La BCE souffle le chaud et le froid sur les banques grecques
La Banque centrale européenne maintient son amicale pression sur Athènes. Alors que le gouvernement grec ne devrait pas présenter demain de liste de réformes à ses créanciers lors de la réunion des ministres des Finances de la zone euro à Riga, les conditions d’utilisation de la ligne de liquidité d’urgence (ELA) consentie aux banques grecques continuent d’alimenter les rumeurs.
La dernière en date voudrait que la BCE augmente les décotes sur la valeur des actifs que les établissements de crédit présentent à la Banque de Grèce pour se refinancer. Alors que le montant maximal de l’ELA, revu régulièrement par la BCE, a été augmenté hier de 1,5 milliard à 75,5 milliards d’euros, durcir les décotes équivaudrait de fait à réduire les montants que les banques peuvent emprunter. «La BCE n’a pris aucune décision de ce genre, a précisé hier une source proche de la banque centrale à Reuters. Des discussions sur les différents scénarios possibles ont lieu régulièrement».

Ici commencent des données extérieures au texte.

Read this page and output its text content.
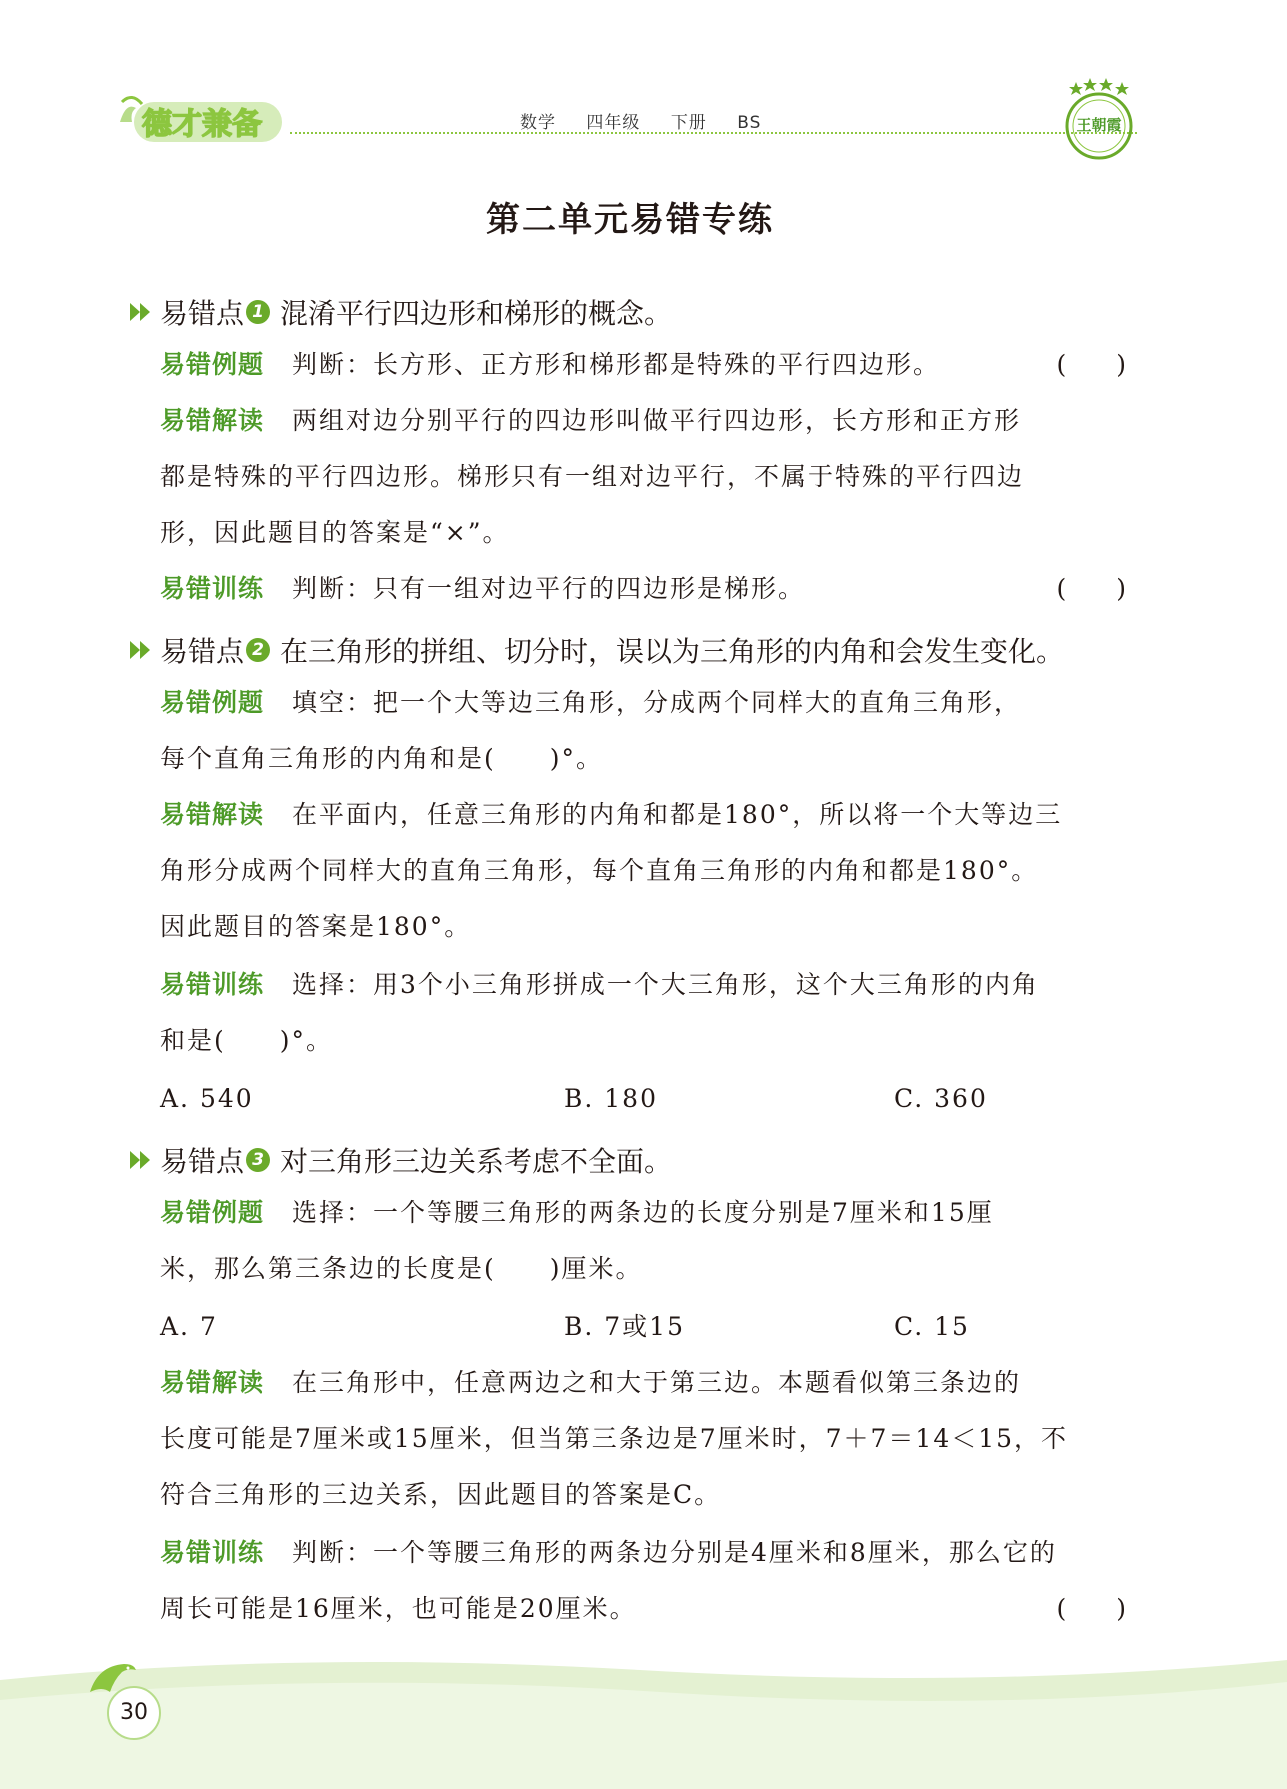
德才兼备	数学 四年级 下册 BS	王朝霞
第二单元易错专练
易错点 1 混淆平行四边形和梯形的概念。
易错例题 判断：长方形、正方形和梯形都是特殊的平行四边形。	(　　)
易错解读 两组对边分别平行的四边形叫做平行四边形，长方形和正方形
都是特殊的平行四边形。梯形只有一组对边平行，不属于特殊的平行四边
形，因此题目的答案是“×”。
易错训练 判断：只有一组对边平行的四边形是梯形。	(　　)
易错点 2 在三角形的拼组、切分时，误以为三角形的内角和会发生变化。
易错例题 填空：把一个大等边三角形，分成两个同样大的直角三角形，
每个直角三角形的内角和是(　　)°。
易错解读 在平面内，任意三角形的内角和都是180°，所以将一个大等边三
角形分成两个同样大的直角三角形，每个直角三角形的内角和都是180°。
因此题目的答案是180°。
易错训练 选择：用3个小三角形拼成一个大三角形，这个大三角形的内角
和是(　　)°。
A. 540	B. 180	C. 360
易错点 3 对三角形三边关系考虑不全面。
易错例题 选择：一个等腰三角形的两条边的长度分别是7厘米和15厘
米，那么第三条边的长度是(　　)厘米。
A. 7	B. 7或15	C. 15
易错解读 在三角形中，任意两边之和大于第三边。本题看似第三条边的
长度可能是7厘米或15厘米，但当第三条边是7厘米时，7＋7＝14＜15，不
符合三角形的三边关系，因此题目的答案是C。
易错训练 判断：一个等腰三角形的两条边分别是4厘米和8厘米，那么它的
周长可能是16厘米，也可能是20厘米。	(　　)
30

La Banque centrale européenne, qui porte à bout de bras le système financier grec, perd patience devant le blocage des discussions entre Athènes et ses partenaires. Hier, Benoît Coeuré, membre de son directoire, a assuré au quotidien grec Ekathimerini que les banques locales continueront à avoir accès à l’ELA tant qu’elles seront jugées solvables. Mais il a aussi prévenu qu’un retard de paiement de la Grèce sur sa dette «rendrait plus difficile l’obtention de liquidités par les banques, car elles dépendent pour cela, en ce moment, des emprunts d’Etat qu’elles utilisent comme collatéral».
Athènes doit rembourser deux tranches d’aide du FMI les 1er et 12 mai. En cas de défaut, «il est très probable que le collatéral grec ne serait plus éligible à l’ELA», estiment les économistes de Citi. «Il serait concevable aussi (mais pas automatique) que le Conseil des gouverneurs de la BCE décide de couper complètement l’accès des banques grecques à l’ELA», ajoutent-ils.

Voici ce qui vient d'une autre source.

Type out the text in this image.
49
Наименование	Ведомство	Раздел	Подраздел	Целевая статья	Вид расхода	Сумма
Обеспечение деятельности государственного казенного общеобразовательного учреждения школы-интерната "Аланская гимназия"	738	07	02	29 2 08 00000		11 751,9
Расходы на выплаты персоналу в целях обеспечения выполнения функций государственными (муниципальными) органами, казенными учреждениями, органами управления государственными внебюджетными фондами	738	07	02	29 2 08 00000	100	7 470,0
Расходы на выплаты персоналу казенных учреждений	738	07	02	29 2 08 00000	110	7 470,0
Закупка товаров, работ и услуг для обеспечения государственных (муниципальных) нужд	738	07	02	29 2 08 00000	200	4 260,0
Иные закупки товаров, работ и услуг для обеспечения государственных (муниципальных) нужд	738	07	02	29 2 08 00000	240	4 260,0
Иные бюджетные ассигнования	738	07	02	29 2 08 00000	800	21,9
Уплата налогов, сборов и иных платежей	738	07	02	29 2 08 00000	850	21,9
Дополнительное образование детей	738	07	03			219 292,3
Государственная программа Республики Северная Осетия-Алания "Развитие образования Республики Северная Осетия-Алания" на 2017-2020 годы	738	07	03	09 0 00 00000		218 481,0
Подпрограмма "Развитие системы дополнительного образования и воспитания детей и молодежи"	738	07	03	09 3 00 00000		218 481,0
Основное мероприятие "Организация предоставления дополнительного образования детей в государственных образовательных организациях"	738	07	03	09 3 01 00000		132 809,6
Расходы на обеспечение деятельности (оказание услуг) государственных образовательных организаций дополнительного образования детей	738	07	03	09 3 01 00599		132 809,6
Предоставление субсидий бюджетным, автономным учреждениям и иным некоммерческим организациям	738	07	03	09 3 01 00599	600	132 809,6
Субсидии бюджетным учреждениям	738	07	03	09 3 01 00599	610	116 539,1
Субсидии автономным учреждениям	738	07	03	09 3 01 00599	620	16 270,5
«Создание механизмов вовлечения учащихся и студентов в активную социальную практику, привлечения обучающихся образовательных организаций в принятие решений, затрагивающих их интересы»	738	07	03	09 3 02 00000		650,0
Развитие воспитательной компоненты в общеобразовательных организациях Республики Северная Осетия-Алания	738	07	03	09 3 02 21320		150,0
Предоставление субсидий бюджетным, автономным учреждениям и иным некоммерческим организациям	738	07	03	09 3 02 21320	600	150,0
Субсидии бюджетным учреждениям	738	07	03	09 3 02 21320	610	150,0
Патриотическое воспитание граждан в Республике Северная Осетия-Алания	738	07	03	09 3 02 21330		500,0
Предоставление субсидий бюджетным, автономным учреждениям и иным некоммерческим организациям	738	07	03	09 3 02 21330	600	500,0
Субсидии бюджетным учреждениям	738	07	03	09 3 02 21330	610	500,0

Dans tous les cas, une restriction même partielle de l’ELA accroîtrait la probabilité de mise en œuvre d’un contrôle des capitaux dans le pays. Un scénario qui semble également probable aux yeux des économistes de Citi et de RBS si de nouvelles élections devaient être organisées dans le pays, alors que le soutien au parti Syriza s’effrite.